Code-as-text


Posted by Alex Bunardzic on Fri 26 March 2021

Programming computers by feeding them plain text is very slow and needs to be sped up.

Indeed, the ratio of time spent reading vs. writing is well over 10:1… Because this ratio is so high, we want the reading of code to be easy, even if it makes the writing harder.Robert C. Martin, Clean Code: A Handbook of Agile Software Craftsmanship

The only way we know how to program computers is by feeding them text. In the olden days, we used to program computers differently (e.g. by directly rewiring the computing machinery or by crafting punched cards – figures 1 and 2).

Programming by rewiring

Figure 1. Programming computers by manually rewiring them.

Punched card

Figure 2. Programming computers by producing punched cards.

To bring the challenge of computer programming closer to the human level of comprehension, we have collectively decided, some 70 years ago, to introduce a level of indirection and let programmers encode their intentions using pure text. Text is more intuitively accessible to humans than complicated mechanical contraptions or obtuse punched cards, so the new technology stuck.

Today, everyone programs computers by using nothing else but plain text.

What’s the problem?

Computer programs, written as plain text (i.e. source code) differ significantly from natural human languages. In what ways?

Firstly, computer source code is lexically different from natural languages. Computer programming languages are composed of severely limited vocabulary (some words used as programming language keywords, or reserved words), while other words remain free-form in order to act as unique identifiers that help name program constructs (variables, methods, modules, etc.)

Secondly, computer source code is syntactically laid out and organized differently than natural languages. Formally defined structures play much more important role in computer programming languages than they play in natural languages. Furthermore, almost all programming languages feature multiple forms of indented layouts (horizontal and vertical). Such layout is seldom, if ever, encountered in written natural languages.

Thirdly, and most importantly, there is the difference in semantics: text written in a natural language is typically understood in two simultaneous (concurrent) phases. Those phases denote:

  1. Text (how it is written down)
  2. Domain (what does the text mean)

These two phases of simultaneous comprehension are insufficient when reading a computer program (code-as-text). To understand the computer source code, we need a third dimension: execution.

To discover the operational semantics of the program’s source code, we are required to trace the source code execution.

Easier said than done. Oftentimes, opening a file containing code-as-text does not give as an easy access to grasping what is that program supposed to be doing. Unlike with natural language written down as text, where we can safely start from the top of the page/screen and follow the story as it unfolds, row by row, paragraph by paragraph, computer source code does not necessarily proceed in that fashion.

The problem therefore lies in the fact that code-as-text cannot provide us with clear understanding of how the program will behave. We can only know for sure how the program works and what does the program execute if we execute it.

Why is that a problem?

Seeing how code-as-text is an intermediary layer between human programmer and the machine that runs the program, we observe that there is an unavoidable lag between the moment when we make a change (a diff) to the source code and the moment when we learn about the impact of the change we’ve made. This lag is the crux of the problem.

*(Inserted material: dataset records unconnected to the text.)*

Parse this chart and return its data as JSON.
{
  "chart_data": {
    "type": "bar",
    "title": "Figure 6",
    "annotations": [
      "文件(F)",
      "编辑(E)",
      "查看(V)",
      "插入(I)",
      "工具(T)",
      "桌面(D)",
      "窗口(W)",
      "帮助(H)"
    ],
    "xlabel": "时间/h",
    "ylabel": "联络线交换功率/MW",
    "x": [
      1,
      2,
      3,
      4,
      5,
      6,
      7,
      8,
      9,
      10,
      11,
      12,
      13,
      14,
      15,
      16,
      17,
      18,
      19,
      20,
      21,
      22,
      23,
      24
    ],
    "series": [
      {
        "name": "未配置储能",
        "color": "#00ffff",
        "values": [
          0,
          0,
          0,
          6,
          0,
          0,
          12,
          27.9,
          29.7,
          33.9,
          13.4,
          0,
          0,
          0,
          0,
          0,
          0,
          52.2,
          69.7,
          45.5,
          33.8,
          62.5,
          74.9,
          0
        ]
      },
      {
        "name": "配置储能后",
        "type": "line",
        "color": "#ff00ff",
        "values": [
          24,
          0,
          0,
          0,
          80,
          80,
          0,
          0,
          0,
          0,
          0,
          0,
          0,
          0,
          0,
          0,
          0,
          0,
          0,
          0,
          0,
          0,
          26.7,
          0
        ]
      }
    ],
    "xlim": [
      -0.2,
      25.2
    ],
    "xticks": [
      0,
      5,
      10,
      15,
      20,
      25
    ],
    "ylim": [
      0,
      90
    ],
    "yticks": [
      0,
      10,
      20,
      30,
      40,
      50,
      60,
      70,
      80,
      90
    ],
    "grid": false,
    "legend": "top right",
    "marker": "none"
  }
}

In many environments, it takes a considerable amount of time between us making a diff and seeing the effects of that diff. This inevitable slowdown is negatively affecting the quality of our work.

In contrast, almost any other crafting activity is free of this annoying lag. If we’re building a cabinet, for example, the material and the tools we’re using will inform us, instantaneously, about the effects of the change we’re making. We get feedback in real time, and that feedback is ensuring that we proceed without making serious mistakes.

None such real time feedback is available in the activity of software engineering. When writing software, we work with code-as-text, which is incapable of giving us real time feedback. Once we introduce some change into the source code, we have to do a lot of acrobatics before we can see the result of that change. This is considerably slowing us down and therefore poses a serious problem when it comes to ensuring quality of our delivery.

Is there a solution?

Currently the only mainstream solution that exists for addressing the above problem is Test Driven Development (TDD). As we have seen in our TDD Dojo, when doing TDD we focus on executing our program as frequently as possible. The only way to gain insight and understanding about the effect of the changes we make to the source code is to execute the program. And because TDD is based on writing micro tests, the time lag between the moment when we make the change and the moment we execute the program and witness the effects of that change is as short as it can get.